Chrysler has launched a new 30-second ad for its 300 sedan, and we have to say: it's pretty impressive. No, the copy's not the best on record, and the theme comes out of left field, but the clip delivers a strong emotional wallop. And best of all: it says practically nothing about the car itself.
See, here's a little secret from the marketing world: you can't actually say much in 30 seconds. Oh, people try. Next time you plop down to watch TV, pay close attention to the commercials, and you'll see companies large and small cram in countless detail about their history and their products -- then just to confuse things, they'll top everything off with a tortured tag line. Those are the kind of spots that have made Tivo a household name.
No, the only thing you can really do in 30 seconds of TV time is make an emotional appeal. As the ad logic goes: aim for the heart, not the mind, because the mind's a slow learner. For an example of that principle in action, look to Apple's classic "1984" spot, which still packs a lot of punch. The recent Toyota Prius ads have a similarly strong effect, using striking visuals, a soundtrack, and minimal voiceover to convey a happy, green-friendly brand.
Chrysler's new spot for the 300 sedan aims for that kind of impact. Featuring images of revolutionary leaders like Mikhail Gorbachev, Nelson Mandela, and Lech Walesa, its theme links freedom fighters and 300 riders. The truly emotional bit comes at the end, when the voiceover reveals that the ad is dedicated to Aung San Suu Kyi, the Nobel Peace Prize-winning democracy advocate from Myanmar [formerly known as Burma.] The camera pans up the 300, through its open rear door, to reveal an empty back seat where Suu Kyi would be seated had she not spent the better part of 20 years under house arrest. The shot is paired with a plaintive violin -- the textbook means for film directors to make audiences go weepy. (Which explains why those adagios from Samuel Barber and Tomaso Albinoni show up in every other tearjerker.) In all honesty, it's a pretty compelling image.
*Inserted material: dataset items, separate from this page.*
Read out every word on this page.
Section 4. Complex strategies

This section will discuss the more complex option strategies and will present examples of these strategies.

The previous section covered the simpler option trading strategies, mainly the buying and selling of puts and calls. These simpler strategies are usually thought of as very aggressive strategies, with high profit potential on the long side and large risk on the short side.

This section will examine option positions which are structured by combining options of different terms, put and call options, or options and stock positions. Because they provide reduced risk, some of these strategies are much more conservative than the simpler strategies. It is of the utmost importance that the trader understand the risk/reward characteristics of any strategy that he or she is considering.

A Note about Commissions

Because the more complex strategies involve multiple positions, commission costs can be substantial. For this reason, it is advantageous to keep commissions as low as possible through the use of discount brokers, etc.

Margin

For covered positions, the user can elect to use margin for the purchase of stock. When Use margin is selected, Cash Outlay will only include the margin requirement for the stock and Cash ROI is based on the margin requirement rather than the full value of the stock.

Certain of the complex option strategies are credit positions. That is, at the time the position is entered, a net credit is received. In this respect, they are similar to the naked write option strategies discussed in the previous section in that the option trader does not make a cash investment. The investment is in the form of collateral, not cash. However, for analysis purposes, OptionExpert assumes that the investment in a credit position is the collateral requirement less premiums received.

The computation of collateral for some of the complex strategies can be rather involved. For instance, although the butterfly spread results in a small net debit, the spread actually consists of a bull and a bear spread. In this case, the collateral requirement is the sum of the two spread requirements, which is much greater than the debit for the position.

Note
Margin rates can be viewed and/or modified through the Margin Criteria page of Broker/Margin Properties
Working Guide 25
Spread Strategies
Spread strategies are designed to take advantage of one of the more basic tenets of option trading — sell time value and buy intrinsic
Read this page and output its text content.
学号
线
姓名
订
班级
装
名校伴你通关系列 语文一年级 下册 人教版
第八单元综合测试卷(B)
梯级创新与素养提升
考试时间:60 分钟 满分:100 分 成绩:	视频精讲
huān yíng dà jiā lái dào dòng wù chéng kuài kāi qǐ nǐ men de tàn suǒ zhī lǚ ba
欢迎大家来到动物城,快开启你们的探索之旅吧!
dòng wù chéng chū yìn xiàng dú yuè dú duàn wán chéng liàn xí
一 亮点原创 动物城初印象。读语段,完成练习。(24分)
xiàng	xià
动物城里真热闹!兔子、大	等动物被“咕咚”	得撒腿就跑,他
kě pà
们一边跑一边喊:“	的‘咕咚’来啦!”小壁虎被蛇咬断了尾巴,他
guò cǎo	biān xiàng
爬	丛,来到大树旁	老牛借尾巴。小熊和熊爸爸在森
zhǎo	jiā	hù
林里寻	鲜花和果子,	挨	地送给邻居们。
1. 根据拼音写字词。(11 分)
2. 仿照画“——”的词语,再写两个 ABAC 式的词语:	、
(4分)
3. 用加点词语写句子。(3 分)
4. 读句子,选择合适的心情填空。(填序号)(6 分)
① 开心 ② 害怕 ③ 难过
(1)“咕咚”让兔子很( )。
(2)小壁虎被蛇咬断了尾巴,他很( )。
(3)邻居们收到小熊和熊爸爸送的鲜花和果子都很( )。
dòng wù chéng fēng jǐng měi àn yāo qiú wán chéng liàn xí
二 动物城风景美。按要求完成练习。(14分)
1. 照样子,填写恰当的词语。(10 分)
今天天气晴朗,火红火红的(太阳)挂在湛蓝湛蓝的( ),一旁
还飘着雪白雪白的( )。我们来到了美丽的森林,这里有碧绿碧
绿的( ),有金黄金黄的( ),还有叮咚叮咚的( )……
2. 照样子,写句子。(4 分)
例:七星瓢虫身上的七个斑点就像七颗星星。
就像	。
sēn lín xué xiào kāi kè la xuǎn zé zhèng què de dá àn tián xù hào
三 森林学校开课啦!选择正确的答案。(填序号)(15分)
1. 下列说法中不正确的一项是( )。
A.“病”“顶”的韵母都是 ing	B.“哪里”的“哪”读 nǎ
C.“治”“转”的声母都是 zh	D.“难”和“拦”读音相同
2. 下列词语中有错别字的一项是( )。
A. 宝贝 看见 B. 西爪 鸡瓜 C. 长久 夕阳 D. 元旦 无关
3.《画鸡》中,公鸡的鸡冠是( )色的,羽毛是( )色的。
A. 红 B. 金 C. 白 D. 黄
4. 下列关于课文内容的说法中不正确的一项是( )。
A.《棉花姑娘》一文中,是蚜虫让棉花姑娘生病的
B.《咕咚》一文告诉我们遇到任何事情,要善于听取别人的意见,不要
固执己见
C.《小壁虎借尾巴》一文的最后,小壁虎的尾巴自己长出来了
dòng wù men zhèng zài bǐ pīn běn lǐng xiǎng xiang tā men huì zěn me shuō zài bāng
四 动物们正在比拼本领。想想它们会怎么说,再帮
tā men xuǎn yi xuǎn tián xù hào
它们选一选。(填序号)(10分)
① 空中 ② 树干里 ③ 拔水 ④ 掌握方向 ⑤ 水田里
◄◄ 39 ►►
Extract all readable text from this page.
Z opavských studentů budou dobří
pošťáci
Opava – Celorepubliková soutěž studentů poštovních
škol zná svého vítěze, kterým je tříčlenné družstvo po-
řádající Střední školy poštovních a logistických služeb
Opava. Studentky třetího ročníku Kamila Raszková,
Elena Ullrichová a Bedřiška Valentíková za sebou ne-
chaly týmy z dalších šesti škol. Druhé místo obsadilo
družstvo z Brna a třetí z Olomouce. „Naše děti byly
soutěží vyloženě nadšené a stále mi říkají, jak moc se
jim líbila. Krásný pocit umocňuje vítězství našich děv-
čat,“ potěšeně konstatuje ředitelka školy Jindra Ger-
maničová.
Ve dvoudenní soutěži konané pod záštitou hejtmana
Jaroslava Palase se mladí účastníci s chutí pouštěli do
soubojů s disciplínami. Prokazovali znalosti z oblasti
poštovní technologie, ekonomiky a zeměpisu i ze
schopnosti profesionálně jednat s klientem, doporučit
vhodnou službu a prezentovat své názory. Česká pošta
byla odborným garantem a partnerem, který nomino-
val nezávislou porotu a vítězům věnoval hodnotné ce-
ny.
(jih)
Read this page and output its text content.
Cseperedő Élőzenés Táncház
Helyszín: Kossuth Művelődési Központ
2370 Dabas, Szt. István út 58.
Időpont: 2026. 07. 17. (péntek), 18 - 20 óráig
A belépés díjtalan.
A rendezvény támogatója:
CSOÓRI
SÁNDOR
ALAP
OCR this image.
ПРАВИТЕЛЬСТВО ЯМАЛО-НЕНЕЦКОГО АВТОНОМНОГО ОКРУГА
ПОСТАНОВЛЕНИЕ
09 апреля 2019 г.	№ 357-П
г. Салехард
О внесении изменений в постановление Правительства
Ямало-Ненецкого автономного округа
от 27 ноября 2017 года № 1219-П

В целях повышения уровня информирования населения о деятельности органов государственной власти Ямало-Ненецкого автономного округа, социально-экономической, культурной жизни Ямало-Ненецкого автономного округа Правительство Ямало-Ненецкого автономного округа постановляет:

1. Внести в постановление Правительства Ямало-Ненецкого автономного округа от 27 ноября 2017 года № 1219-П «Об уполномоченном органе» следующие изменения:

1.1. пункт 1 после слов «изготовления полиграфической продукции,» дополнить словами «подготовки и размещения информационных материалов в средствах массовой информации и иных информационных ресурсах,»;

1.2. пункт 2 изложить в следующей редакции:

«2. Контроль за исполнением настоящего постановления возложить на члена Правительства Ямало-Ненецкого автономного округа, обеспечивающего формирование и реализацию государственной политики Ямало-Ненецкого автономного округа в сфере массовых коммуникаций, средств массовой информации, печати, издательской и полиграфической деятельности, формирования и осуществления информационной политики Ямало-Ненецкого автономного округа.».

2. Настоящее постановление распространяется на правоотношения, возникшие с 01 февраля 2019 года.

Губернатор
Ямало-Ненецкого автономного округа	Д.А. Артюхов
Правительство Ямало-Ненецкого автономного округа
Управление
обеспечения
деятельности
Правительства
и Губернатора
It's also an exceptionally weird image for a car company to glom onto. Many car ads create emotional appeal, but most have to do with obvious things like offroad adventure or sleek, sexy rides. Political activism? Not so much.
Obviously, this is part of Chrysler's effort to rebrand itself -- to get the public excited about its products and to make customers feel good about buying them. On the other hand, cynics are apt to wonder, if Chrysler's so concerned about political imprisonment, why doesn't the company just make a donation to Amnesty International? And in fact, that would be a very smart thing for Chrysler to do: if the company doesn't make a real, charitable gesture (ideally, a financial contribution) in conjunction with the campaign, someone's liable to get raked over the coals -- someone other than Ms. Suu Kyi, we mean.
Chrysler has responded to negative press about this ad with a post to the Chrysler blog. Takeaways: it was produced by Lancia's Italian ad agency, and none of the Nobel laureates in the spot were compensated. Also: it's not an "ad", but a "film". Still unknown: whether or not Chrysler conducted any charitable actions in conjunction with the piece.